3 Daarom ontstak de toorn des Heeren tegen Israël; en Hij gaf hen in de hand van Házaël, de koning van Syrië, en in de hand van Benhadad, de zoon van Házaël, al die dagen.
4 Doch Jóahaz aanbad het aangezicht des Heeren ernstig; en de Heere verhoorde hem; want Hij zag de verdrukking van Israël, dat de koning van Syrië hen verdrukte.
5 (Zo gaf de Heere Israël een verlosser, dat zij van onder de hand der Syriërs uitkwamen; en de kinderen Israëls woonden in hun tenten, als te voren.
6 Nochtans weken zij niet af van de zonden van het huis van Jeróbeam, die Israël zondigen deed; maar hij wandelde daarin; en het bos bleef ook staan te Samaria.)
7 Want hij had Jóahaz geen volk laten overblijven dan vijftig ruiters, en tien wagens, en tien duizend man voetvolk; want de koning van Syrië had hen omgebracht, en had hen dorsende gemaakt als stof.
8 Het overige nu van de geschiedenissen van Jóahaz, en al wat hij gedaan heeft, en zijn macht, zijn die niet geschreven in het boek der kronieken van de koningen van Israël?
9 En Jóahaz ontsliep met zijn vaderen, en zij begroeven hem te Samaria; en Joas, zijn zoon, regeerde in zijn plaats.
Joas koning van Israël
10 In het zeven en dertigste jaar van Joas, de koning van Juda, werd Joas, de zoon van Jóahaz, koning over Israël, te Samaria, en regeerde zestien jaren.
11 En hij deed wat kwaad was in de ogen des Heeren; hij week niet af van al de zonden van Jeróbeam, de zoon van Nebat, die Israël zondigen deed, maar hij wandelde daarin.
12 Het overige nu van de geschiedenissen van Joas, en al wat hij gedaan heeft, en zijn macht, waarmee hij gestreden heeft tegen Amázia, de koning van Juda, zijn die niet geschreven in het boek der kronieken van de koningen van Israël?
13 En Joas ontsliep met zijn vaderen, en Jeróbeam zat op zijn troon. En Joas werd begraven te Samaria, bij de koningen van Israël.
Dood van Elísa
14 Elísa nu was krank geweest van zijn krankheid, waaraan hij stierf; en Joas, de koning van Israël, was tot hem afgekomen, en had geweend over zijn aangezicht, en gezegd: Mijn vader, mijn vader, wagen Israëls en zijn ruiters!
15 En Elísa zeide tot hem: Neem een boog en pijlen.
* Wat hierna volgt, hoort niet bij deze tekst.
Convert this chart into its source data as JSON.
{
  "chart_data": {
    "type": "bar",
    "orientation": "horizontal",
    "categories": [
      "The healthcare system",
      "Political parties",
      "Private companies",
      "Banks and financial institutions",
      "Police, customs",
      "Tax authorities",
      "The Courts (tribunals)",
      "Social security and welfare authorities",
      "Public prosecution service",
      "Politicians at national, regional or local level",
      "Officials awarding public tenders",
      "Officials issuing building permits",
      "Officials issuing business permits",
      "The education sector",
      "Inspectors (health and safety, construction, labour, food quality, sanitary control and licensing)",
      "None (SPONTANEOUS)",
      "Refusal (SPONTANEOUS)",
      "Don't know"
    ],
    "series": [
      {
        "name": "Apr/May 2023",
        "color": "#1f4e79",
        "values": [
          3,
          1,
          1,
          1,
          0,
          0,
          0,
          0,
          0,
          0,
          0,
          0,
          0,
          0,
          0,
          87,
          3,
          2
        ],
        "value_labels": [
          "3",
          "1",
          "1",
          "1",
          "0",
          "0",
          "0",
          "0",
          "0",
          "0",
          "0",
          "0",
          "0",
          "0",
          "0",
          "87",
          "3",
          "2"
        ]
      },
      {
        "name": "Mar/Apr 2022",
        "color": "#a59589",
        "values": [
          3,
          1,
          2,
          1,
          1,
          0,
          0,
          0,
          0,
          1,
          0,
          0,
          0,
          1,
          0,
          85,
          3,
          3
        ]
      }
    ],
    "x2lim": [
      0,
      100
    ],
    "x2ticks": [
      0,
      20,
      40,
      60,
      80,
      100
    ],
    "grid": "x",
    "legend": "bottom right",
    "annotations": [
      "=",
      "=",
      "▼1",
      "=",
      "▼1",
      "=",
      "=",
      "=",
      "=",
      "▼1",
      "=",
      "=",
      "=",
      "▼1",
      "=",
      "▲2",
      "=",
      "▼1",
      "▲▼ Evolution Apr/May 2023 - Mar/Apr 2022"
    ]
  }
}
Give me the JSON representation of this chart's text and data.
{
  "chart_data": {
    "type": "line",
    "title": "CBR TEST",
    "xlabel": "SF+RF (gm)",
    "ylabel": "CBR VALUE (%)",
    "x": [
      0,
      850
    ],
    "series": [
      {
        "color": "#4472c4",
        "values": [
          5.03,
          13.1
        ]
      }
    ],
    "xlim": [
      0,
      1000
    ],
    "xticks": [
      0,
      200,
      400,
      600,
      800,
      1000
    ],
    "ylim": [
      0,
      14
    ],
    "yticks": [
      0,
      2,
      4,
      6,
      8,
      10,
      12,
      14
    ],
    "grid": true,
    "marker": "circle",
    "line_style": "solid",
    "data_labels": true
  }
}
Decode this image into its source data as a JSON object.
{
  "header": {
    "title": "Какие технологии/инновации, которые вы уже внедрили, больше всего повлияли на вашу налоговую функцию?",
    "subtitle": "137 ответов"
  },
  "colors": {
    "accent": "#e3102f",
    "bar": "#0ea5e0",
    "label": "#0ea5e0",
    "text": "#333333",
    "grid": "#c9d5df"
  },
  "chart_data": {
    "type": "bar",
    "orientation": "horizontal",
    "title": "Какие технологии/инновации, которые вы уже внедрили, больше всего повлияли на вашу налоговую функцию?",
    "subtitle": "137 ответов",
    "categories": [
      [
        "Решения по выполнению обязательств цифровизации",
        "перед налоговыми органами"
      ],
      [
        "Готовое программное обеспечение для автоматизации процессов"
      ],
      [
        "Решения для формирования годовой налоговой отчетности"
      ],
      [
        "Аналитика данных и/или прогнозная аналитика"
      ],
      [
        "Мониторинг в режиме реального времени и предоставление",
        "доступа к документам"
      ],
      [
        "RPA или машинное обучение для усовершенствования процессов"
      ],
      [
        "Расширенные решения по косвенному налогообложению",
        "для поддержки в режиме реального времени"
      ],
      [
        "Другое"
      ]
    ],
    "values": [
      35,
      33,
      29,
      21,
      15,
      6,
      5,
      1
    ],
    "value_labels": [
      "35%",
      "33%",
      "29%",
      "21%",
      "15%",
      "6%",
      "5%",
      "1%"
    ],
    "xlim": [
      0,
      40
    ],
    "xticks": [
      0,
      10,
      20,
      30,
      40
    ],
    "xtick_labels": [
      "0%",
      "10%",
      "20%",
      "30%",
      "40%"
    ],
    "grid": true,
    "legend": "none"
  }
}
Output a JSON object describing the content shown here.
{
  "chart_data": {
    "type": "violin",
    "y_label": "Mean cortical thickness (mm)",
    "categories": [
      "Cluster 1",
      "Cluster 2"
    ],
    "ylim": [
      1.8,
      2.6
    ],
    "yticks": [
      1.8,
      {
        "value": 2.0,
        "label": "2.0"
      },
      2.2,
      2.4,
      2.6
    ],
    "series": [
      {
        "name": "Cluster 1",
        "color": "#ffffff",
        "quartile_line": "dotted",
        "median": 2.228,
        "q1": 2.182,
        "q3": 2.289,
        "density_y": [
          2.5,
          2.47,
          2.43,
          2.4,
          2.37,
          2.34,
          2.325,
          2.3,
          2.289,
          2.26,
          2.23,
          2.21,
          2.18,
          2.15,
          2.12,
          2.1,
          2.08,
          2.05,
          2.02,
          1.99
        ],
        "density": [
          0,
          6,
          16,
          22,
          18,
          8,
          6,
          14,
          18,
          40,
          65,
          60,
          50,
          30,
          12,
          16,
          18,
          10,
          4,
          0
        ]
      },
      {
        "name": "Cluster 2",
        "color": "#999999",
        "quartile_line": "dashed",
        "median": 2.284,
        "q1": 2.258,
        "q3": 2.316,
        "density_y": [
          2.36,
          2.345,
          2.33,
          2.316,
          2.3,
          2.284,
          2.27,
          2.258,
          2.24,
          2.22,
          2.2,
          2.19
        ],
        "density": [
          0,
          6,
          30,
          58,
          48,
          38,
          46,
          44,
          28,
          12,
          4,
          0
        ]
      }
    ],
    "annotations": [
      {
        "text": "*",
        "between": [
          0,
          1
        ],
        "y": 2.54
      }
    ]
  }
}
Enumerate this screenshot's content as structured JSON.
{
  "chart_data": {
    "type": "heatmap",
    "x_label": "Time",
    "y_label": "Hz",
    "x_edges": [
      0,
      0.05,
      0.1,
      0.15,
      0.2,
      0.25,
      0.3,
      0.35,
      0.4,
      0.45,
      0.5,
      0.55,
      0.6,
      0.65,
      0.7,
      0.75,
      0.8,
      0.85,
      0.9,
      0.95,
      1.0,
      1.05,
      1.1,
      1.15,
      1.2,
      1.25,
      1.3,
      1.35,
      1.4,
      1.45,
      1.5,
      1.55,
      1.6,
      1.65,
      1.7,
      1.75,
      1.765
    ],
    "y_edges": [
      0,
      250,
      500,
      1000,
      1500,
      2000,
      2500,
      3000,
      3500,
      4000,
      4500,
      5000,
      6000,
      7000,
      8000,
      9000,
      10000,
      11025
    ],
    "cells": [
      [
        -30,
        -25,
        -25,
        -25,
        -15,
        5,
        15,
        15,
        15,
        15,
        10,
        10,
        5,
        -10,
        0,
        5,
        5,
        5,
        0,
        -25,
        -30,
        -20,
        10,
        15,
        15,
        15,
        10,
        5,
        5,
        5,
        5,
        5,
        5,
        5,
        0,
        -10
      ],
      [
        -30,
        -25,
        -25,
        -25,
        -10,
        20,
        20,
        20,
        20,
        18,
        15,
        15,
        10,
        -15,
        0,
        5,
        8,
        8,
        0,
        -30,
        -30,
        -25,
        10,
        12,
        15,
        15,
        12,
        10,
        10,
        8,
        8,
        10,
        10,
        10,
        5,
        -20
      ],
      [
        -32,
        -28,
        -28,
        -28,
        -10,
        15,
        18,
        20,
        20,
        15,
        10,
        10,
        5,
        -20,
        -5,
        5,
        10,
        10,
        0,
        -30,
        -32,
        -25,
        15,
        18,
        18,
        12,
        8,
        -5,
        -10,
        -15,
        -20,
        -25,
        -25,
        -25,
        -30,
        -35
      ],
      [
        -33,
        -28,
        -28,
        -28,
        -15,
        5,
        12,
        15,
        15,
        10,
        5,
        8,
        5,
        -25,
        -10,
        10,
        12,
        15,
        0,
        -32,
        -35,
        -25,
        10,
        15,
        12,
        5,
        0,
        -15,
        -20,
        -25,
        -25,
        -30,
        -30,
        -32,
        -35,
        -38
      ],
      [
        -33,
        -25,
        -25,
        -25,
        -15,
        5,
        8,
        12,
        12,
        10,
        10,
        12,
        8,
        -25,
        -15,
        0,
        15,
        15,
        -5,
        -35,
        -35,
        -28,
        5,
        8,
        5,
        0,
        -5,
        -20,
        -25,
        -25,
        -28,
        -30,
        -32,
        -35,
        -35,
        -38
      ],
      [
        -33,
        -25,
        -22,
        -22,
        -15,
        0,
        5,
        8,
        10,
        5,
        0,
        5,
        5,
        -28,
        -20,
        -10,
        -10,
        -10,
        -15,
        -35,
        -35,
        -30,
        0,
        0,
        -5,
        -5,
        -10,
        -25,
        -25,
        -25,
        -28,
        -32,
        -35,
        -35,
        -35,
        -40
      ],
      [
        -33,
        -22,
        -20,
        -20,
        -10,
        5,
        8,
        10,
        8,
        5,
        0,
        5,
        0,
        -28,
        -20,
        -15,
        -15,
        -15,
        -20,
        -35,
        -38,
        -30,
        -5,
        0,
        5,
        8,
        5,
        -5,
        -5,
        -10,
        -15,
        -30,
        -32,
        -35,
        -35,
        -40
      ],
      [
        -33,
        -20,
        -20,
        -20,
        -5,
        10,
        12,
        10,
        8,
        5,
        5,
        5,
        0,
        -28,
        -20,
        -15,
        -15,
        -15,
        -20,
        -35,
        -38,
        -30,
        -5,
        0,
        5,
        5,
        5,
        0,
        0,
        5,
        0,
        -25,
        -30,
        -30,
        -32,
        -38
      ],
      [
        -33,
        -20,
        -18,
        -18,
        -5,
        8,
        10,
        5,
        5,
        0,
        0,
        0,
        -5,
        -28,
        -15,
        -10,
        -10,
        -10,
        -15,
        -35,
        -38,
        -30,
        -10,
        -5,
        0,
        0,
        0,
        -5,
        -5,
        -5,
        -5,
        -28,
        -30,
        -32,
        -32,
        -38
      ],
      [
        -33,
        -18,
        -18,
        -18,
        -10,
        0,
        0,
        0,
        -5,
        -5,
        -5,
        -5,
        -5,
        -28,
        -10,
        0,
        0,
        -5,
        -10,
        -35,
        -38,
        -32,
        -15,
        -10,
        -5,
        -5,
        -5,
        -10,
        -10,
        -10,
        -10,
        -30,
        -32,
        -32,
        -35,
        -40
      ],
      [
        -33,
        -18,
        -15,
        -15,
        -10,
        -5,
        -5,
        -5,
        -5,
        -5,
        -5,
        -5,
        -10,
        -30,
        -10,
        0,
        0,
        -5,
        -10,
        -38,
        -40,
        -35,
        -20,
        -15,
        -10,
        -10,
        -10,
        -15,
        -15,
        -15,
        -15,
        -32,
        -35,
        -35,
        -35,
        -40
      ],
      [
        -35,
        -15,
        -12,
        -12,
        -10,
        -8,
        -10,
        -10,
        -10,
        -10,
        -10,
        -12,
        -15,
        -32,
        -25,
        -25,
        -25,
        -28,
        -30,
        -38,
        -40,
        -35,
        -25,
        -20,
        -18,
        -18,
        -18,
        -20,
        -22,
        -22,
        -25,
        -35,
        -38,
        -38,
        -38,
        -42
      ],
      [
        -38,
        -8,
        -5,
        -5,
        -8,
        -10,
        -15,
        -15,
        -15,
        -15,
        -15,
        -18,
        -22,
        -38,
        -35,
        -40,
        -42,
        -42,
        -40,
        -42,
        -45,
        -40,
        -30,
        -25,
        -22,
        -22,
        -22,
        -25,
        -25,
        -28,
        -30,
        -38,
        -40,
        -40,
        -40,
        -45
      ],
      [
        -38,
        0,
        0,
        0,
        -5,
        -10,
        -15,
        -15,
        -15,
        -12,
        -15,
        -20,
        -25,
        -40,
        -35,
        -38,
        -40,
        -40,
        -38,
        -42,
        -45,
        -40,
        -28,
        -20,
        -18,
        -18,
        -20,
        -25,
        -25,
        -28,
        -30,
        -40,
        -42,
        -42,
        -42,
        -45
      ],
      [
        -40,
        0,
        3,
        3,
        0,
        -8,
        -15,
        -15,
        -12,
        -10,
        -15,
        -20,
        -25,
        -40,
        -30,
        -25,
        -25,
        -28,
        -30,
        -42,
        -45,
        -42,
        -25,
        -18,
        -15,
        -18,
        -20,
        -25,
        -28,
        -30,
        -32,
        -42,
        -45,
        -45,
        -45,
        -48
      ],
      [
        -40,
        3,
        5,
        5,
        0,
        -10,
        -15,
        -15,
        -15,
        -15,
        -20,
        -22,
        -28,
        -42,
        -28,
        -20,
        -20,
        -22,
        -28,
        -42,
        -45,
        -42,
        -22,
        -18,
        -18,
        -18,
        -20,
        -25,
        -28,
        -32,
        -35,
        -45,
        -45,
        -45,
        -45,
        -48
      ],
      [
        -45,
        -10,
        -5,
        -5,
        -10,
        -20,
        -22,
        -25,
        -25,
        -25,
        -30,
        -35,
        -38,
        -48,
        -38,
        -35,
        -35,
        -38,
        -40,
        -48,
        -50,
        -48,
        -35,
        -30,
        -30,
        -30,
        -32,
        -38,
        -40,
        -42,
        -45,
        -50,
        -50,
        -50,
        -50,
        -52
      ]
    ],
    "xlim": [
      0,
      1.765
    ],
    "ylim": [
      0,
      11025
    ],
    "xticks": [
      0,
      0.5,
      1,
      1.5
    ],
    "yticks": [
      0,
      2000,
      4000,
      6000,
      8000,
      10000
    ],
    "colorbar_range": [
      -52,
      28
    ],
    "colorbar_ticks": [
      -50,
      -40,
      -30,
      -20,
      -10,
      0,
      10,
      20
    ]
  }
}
En hij nam tot zich een boog en pijlen.
16 En hij zeide tot de koning van Israël: Leg uw hand aan de boog, en hij legde zijn hand daaraan ; en Elísa legde zijn handen op de handen van de koning.
17 En hij zeide: Doe het venster open tegen het oosten. En hij deed het open. Toen zeide Elísa: Schiet. En hij schoot. En hij zeide: Het is een pijl der verlossing des Heeren, en een pijl der verlossing tegen de Syriërs; want gij zult de Syriërs slaan in Afek, tot verdelgens toe.
18 Daarna zeide hij: Neem de pijlen. En hij nam ze. Toen zeide hij tot de koning van Israël: Sla tegen de aarde. En hij sloeg driemaal; daarna stond hij stil.
19 Toen werd de man Gods zeer toornig op hem, en zeide: Gij hadt vijf- of zesmaal moeten slaan; dan zoudt gij de Syriërs tot verdelgens toe geslagen hebben; doch nu zult gij de Syriërs driemaal slaan.
20 Daarna stierf Elísa, en zij begroeven hem. De benden nu der Moabieten kwamen in het land met het ingaan van het jaar.
21 En het geschiedde, toen zij een man begroeven, dat zij, ziet, een bende zagen; zo wierpen zij de man in het graf van Elísa; en toen de man daarin kwam, en het gebeente van Elísa aanroerde, werd hij levend, en rees op zijn voeten.
Overwinning van Jóahaz op de Syriërs
22 Házaël nu, de koning van Syrië, verdrukte Israël, al de dagen van Jóahaz.
23 Doch de Heere was hun genadig, en ontfermde Zich over hen, en wendde Zich tot hen, om Zijn verbond met Abraham, Izak en Jakob; en Hij wilde hen niet verderven, en heeft hen niet verworpen van Zijn aangezicht, tot nu toe.
24 En Házaël, de koning van Syrië, stierf, en zijn zoon Benhadad werd koning in zijn plaats.
25 Joas nu, de zoon van Jóahaz, nam de steden weer in, uit de hand van Benhadad, de zoon van Házaël, die hij uit de hand van Jóahaz, zijn vader, met krijg genomen had; Joas sloeg hem driemaal, en bracht de steden aan Israël weder.